Abstract
The process of inflammation is orchestrated by macrophages, according to their state of differentiation: thus, classically activated (M1) macrophages initiate the process by elaborating proinflammatory cytokines and reactive oxygen species, whereas the latter phase is controlled by alternatively activated macrophages (M2) to resolve inflammation and promote tissue remodelling with the release of growth factors. In a simple human inflammatory response, such as acute crystal arthropathy, macrophages progress linearly through M1 and M2 phases; however, in chronic inflammatory responses, such as atherosclerosis and Diabetic Nephropathy (DN), both M1 and M2 macrophages may coexist, leading to persistent inflammation and fibrosis.

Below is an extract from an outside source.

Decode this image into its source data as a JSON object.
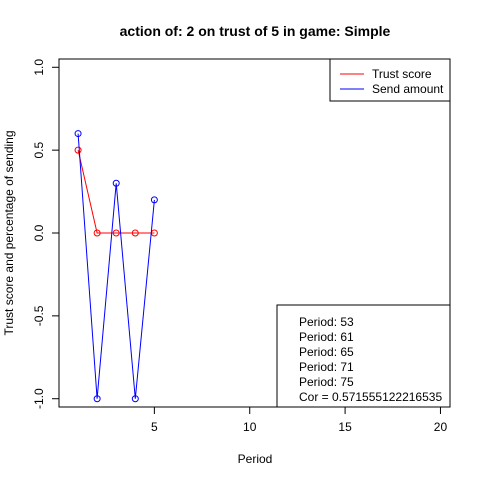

A key macrophage receptor that regulates conversion from M1 to M2 is CD163, the hemoglobin scavenger receptor. Scavenging of hemoglobin:haptoglobin (Hb:Hp) complexes via CD163 leads to nuclear translocation of the transcription factor Nrf2 (NF-E2-related factor 2), upregulation of heme oxygenase (HO)-1 cytoprotective protein, and release of interleukin (IL)-10 anti-inflammatory cytokine; IL-10 is then linked in a positive feedback loop to further CD163 expression. The potency of this M1/M2 switching pathway is underscored by the fact that human Hp2 polymorphisms are associated with worsened clinical outcomes for diabetic complications, including DN. Parallel observations in animals show that HO-1 activation by hemin protects against DN in rodent models of diabetes.
This review discusses the concept that Nrf2/HO-1 acts as a ‘therapeutic funnel’ through which a range of natural and synthetic anti-oxidants may drive M1 to M2 switching and improved kidney function in diabetes. We also discuss our observations on the evolution of M1/M2 phenotypes in a human model of wound healing which has presented intriguing potential drug targets for DN, such as eotaxin/CCR3.
Keywords: Macrophage, heme oxygenase, pharmacologic target, kidney injury, reactive oxygen species, diabetic nephropathy.